Not quite the match made in heaven both parties think it is because the solution both sides come up with is the provision of vendor finance. While it seems to solve everyone’s problems it ultimately creates many more, usually for the vendor’s legal practitioner.
Vendor finance generally results in the vendor receiving some money, often a small proportion of the purchase price, from the purchaser up front and then the rest of the purchase price is agreed to be paid at some later date. The biggest problem with vendor finance is the lack of security for the money the vendor effectively lends to the purchaser to buy the business.
Vendors’ practitioners get caught out in these scenarios because they:
- fail to advise the client to take security for the loan. In many instances the purchaser is a $2 company and not even directors’ guarantees are taken.
- fail to keep a good written record of the advice they gave the client: that is, the risk of the client losing the balance of the purchase price if no security is taken.
- advise the client to take a debenture charge over the purchaser company’s assets but then fail to lodge the charge within the time required. Often because it took too long to get the client to execute all of the documents and provide the lodging fee. Similarly we have seen cases where a mortgage over the purchaser’s property is obtained but then not registered on title and the purchaser sells the property before the practitioner realises the error.
- advise the client to take a charge over the assets of the business (usually where the purchaser is an individual), which turns out to be worthless because the purchaser dissipates the assets without the vendor’s knowledge or the only assets are effectively worthless equipment.
While many practitioners appreciate the dangers of vendor finance, in these economic times it may be very difficult to dissuade a desperate vendor from going ahead with a risky vendor finance arrangement. Practitioners should consider the following risk management strategies:
- have a face to face meeting to discuss the risks posed for your client, in particular discuss all possible security available to the client;
- keep a detailed file note of the advice and the client's response and confirm in writing the advice given;
- obtain the security agreed on; don’t let registration of interests or lodgement of charges slip between the cracks;
- where charges over company assets are to be taken, make it clear to the client in writing what the time limits are and insist on obtaining the lodgement fee up.

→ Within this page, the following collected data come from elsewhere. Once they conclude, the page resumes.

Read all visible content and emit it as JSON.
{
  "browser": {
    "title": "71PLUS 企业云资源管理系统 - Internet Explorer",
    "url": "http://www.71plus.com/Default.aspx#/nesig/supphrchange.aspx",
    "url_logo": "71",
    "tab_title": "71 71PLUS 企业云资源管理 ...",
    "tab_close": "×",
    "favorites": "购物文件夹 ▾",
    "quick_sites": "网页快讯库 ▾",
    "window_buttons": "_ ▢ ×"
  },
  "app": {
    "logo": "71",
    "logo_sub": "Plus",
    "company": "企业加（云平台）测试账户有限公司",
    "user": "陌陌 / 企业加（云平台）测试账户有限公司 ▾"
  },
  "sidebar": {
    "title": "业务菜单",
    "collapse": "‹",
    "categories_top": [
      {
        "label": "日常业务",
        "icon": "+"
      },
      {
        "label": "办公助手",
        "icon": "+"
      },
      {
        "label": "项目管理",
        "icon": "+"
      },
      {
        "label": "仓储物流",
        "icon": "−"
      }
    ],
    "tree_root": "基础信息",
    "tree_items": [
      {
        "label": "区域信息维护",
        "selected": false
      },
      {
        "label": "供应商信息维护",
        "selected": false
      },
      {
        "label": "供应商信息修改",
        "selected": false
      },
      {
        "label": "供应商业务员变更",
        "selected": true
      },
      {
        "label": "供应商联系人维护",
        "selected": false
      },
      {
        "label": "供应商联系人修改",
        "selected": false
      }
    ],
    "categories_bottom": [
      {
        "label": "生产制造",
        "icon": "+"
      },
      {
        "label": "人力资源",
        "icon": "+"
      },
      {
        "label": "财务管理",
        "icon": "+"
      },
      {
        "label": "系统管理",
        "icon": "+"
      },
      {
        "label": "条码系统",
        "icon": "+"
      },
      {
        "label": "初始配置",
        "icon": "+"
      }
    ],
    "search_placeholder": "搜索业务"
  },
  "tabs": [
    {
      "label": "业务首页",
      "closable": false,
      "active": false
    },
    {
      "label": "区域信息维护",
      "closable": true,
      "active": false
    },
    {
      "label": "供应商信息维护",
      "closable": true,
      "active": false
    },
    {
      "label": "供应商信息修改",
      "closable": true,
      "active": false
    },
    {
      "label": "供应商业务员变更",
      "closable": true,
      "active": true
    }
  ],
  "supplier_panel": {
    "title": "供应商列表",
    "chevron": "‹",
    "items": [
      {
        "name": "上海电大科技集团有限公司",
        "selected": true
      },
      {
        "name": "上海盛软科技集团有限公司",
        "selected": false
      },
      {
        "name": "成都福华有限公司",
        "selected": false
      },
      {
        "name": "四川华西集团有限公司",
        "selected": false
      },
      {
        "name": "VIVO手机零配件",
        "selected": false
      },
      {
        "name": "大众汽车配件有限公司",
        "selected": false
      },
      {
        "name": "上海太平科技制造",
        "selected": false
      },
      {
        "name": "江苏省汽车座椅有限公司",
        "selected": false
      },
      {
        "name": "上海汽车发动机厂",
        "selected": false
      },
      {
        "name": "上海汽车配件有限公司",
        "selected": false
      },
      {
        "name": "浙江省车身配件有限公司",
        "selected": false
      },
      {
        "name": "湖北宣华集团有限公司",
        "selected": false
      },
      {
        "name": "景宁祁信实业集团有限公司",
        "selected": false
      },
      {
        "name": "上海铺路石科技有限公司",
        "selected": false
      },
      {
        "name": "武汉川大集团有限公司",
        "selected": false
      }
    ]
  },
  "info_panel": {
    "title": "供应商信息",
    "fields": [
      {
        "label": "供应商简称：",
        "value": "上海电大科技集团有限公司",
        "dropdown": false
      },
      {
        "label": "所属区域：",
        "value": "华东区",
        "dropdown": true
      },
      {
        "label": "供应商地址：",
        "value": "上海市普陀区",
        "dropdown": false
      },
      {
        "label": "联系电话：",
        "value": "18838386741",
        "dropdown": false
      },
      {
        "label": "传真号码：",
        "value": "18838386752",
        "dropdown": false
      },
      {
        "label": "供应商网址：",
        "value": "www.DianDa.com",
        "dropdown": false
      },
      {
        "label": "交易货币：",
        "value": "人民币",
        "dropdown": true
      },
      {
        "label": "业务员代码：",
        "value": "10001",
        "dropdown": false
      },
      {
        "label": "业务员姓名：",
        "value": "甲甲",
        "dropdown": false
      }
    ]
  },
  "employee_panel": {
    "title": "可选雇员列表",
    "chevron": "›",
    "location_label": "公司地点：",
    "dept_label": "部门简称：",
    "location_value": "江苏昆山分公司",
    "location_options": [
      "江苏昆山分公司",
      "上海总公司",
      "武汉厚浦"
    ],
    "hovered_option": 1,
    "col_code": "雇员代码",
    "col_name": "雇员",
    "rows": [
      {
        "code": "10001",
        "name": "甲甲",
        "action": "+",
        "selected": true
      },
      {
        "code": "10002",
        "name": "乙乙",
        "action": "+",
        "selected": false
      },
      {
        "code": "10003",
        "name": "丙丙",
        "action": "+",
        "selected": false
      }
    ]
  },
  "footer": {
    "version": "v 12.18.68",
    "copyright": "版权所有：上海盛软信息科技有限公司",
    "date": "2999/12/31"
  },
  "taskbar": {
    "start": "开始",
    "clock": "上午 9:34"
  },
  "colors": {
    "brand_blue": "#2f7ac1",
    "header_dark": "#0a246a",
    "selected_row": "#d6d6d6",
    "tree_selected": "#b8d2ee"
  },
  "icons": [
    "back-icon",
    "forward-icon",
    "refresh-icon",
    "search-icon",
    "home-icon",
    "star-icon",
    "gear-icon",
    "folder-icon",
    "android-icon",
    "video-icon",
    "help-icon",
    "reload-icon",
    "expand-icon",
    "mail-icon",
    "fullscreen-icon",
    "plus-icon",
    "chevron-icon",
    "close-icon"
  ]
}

Land Tax reminder for estates
The State Taxation and Accident Compensation Acts Amendment Act 2007 (Vic) amended the Land Tax Act 2005 (Vic) (“LTA”) on 12 December 2007 in relation to land held by personal representatives of deceased estates.
A new category of administration trust was defined in section 3 of the LTA to be trusts
under which assets of a deceased person are held by a personal representative, but only
during the period ending on the earlier of -
(a) the completion of administration of the deceased estate; or
(b) the third anniversary of the death of the deceased person or the further period approved by the Commissioner under subsection 3(3).
Where previously, trusts established by a will were excluded trusts for the first three years or until the first of all minor beneficiaries turned 18, that is no longer the case. Administration trusts are not excluded trusts, but are specifically referred to in section 46A as being trusts to which the land tax surcharge does not apply. However, this will only be for the first three years after the death of the testator (or if a further period is approved by the Commissioner) or until completion of the administration of the estate, whichever occurs first.
The other change that practitioners should be aware of is the specific requirement for personal representatives of a deceased estate that includes land in Victoria, to lodge a written notice with the Commissioner within one month after the administration of that estate is completed (see subsection 46K(5A) of the LTA). The requirement that trustees of land in Victoria notify the Commissioner if anything happens to change the category of trust provision is still at subsection 46K(3).